PyTeX – Documents
|updated 20 Mar 2005|
This page summarises some published article that relate to PyTeX.
It also contains links for the download of these articles, in both dvi and PDF.
This paper explores new ways of doing input to and output from \TeX. These new ways bypass our current habits, and provide fresh opportunities.
Usually, TeX is run as a batch program. But when run as a daemon, TeX can be part of an interactive program. Daemons often that run forever, or at least for a long time. Hence the title of this paper.
Usually, parsing and transformation of the input data is done by TeX macros, with little outside help. Often, this results in input documents that only TeX can understand. Also, TeX macros can be hard to write. We demonstrate the replacement of TeX macros by an external program. This is done in real time.
Usually, TeX's principal output is a dvi representation of typeset pages, for processing by a printer driver. However, TeX's log file or console can be used to allow TeX to output the boxes it holds internally. (Alternatively, an extension of TeX could write this data out in a binary form.) Shipping out boxes rather than dvi allows an external program to do the page makeup.
Don Knuth's original conception was that TeX would be 'just a typesetting language'. In some sense he 'put in many of TeX's programming features only after kicking and screaming'. The developments described above reduce our dependence on TeX macros, and so bring our use of TeX closer to Knuth's original conception. Doing this will greatly improve its usefulness.
Traditionally, TeX is run as a batch program. However, TeX can also be run as a daemon, with a callable function interface. This paper describes the opportunities and problems that follow from this new way of using TeX.
This paper sets the stage for PyTeX.
Instant Preview allows the user to preview instantly the TeX file being edited. At normal typing speed, and on a 225MHz machine, it refreshes the preview screen with every keystroke. This paper also describes the TeX daemon.
Instant Preview is likely to be the first real application of the TeX daemon. The first production version is in preparation.
In their seminal paper of 1981, Knuth and Plass described how to apply the method of discrete dynamic programming to the problem of breaking a paragraph into lines. This paper outlines how the same method can be applied to the problem of page make up, or in other words breaking paragraphs into pages.
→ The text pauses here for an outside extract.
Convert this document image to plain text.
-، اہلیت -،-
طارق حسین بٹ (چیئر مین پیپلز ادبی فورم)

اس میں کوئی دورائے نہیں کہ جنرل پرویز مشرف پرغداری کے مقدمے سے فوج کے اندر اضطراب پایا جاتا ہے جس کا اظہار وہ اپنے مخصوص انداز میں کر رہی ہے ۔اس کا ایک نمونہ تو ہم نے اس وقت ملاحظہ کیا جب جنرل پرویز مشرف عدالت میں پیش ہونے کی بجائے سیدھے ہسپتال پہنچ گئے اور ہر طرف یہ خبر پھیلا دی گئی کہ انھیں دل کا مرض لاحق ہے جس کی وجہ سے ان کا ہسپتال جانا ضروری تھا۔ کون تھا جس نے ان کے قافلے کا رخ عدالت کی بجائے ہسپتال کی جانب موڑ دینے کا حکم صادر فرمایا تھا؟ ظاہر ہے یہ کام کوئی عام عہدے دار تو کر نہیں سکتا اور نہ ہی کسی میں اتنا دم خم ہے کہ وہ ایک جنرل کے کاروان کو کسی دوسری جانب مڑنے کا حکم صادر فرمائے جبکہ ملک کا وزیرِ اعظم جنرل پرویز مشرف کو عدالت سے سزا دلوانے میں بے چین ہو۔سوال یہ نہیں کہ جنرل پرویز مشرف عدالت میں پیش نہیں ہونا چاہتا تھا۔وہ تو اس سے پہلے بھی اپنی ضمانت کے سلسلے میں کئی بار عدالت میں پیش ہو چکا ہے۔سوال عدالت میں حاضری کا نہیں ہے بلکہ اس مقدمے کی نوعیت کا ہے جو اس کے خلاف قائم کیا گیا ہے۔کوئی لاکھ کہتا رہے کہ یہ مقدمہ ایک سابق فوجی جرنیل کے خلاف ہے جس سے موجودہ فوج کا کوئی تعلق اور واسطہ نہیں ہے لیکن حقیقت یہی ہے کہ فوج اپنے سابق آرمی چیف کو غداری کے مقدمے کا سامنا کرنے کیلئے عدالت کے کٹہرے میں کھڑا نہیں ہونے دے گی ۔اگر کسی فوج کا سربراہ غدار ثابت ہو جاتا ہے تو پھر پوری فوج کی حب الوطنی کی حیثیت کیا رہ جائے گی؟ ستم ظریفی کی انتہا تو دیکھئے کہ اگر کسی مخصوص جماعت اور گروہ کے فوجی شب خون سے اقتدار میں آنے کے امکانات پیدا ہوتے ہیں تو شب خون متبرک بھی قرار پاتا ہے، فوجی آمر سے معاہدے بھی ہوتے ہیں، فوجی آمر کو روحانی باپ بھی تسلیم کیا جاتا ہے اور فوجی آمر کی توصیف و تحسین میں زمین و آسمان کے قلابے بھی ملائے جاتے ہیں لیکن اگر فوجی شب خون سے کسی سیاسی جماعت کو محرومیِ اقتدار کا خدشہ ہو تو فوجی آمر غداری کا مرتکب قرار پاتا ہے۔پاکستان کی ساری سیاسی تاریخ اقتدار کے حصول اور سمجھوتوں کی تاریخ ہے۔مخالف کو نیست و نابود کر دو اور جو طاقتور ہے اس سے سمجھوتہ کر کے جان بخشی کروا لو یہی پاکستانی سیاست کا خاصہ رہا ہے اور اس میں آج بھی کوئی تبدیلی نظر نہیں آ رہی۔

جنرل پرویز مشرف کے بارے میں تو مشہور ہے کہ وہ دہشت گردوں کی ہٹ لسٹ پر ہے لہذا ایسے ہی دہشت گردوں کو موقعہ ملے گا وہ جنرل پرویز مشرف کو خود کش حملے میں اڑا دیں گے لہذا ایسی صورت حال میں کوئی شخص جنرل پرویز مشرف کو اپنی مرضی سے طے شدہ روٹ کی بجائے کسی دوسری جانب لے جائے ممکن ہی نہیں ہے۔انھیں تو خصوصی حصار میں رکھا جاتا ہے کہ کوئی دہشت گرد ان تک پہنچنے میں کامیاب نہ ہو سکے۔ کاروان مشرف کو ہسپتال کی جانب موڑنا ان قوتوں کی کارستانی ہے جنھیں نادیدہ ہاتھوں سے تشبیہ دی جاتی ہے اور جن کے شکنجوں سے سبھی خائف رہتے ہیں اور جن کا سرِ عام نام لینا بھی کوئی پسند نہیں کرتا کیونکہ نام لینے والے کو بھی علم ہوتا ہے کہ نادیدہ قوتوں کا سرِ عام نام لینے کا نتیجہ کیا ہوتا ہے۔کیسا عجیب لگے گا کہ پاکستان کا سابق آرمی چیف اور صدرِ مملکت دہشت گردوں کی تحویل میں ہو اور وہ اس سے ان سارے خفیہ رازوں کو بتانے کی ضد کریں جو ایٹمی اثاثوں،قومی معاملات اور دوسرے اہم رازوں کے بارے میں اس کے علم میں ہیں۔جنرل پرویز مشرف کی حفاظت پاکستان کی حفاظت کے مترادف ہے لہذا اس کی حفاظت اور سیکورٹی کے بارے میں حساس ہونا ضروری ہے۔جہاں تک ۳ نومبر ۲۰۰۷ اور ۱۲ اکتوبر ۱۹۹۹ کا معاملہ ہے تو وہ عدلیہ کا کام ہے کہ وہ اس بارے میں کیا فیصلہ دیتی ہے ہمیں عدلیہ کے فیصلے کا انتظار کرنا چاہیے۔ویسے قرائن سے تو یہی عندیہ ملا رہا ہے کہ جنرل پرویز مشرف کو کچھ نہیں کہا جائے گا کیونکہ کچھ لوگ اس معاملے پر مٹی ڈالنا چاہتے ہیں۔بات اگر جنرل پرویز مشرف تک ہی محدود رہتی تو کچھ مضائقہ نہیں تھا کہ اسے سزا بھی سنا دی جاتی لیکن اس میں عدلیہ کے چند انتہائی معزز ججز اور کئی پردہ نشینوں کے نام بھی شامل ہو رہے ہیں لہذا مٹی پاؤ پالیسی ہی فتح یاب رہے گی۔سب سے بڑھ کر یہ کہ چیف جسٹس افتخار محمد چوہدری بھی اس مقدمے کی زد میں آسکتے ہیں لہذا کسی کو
One of the key ideas is that there must be interaction between the line breaking and page breaking routines. It is shown that TeX can, with one important limitation, fully support such interaction.
This article also shows how TeX can, by using a custom paragraph shape and a special horizontal list, suppress hyphenation of the last word on a page.
It is not easy, using either the LaTeX or plain TeX macros packages, to construct such a horizontal list. At the time of writing, extensive use of active characters was envisaged. Now, PyTeX is put forward as the solution.
This paper is about category codes, a source of many ‘gotchas’ in (La)TeX. The usual category codes give TeX its familiar backslash and braces input syntax. With Active TeX, all characters are active. This gives the macro programmer complete freedom in defining the input syntax. It also provides a powerful programming environment.
The DOT input syntax, like TROFF, uses a period at the start of the line as an escape character. However, its underlying element, attribute and content structure is based on SGML/XML. It is both easy to use and easy to program for.
There are important similarities between Wikis and the DOT input syntax. There is also two important differences. First, the DOT input syntax will accomodate complex document type definitions. Second, DOT is awaiting an implementation.
Implementation of the DOT input syntax is possible, but somewhat complicated and inefficient in Active TeX. PyTeX is now put forward as a better implementation language.
This book is an abridgement for the lay reader of a full-scale work written for scholars, the result of a decade of study. It is that rare and valuable thing, a scholarly work accessible and interesting to the educated general reader.
The book reviewed focusses on the interaction between science, religion and technology. The review summarizes the discussion in the book.
If the reviewer were to write the review again, he would probably also discuss how the Internet has enabled a vigorous open-source software community, with GNU/Linux as a prominent example. He would also talk about Wikis, which provide a completely new publishing model.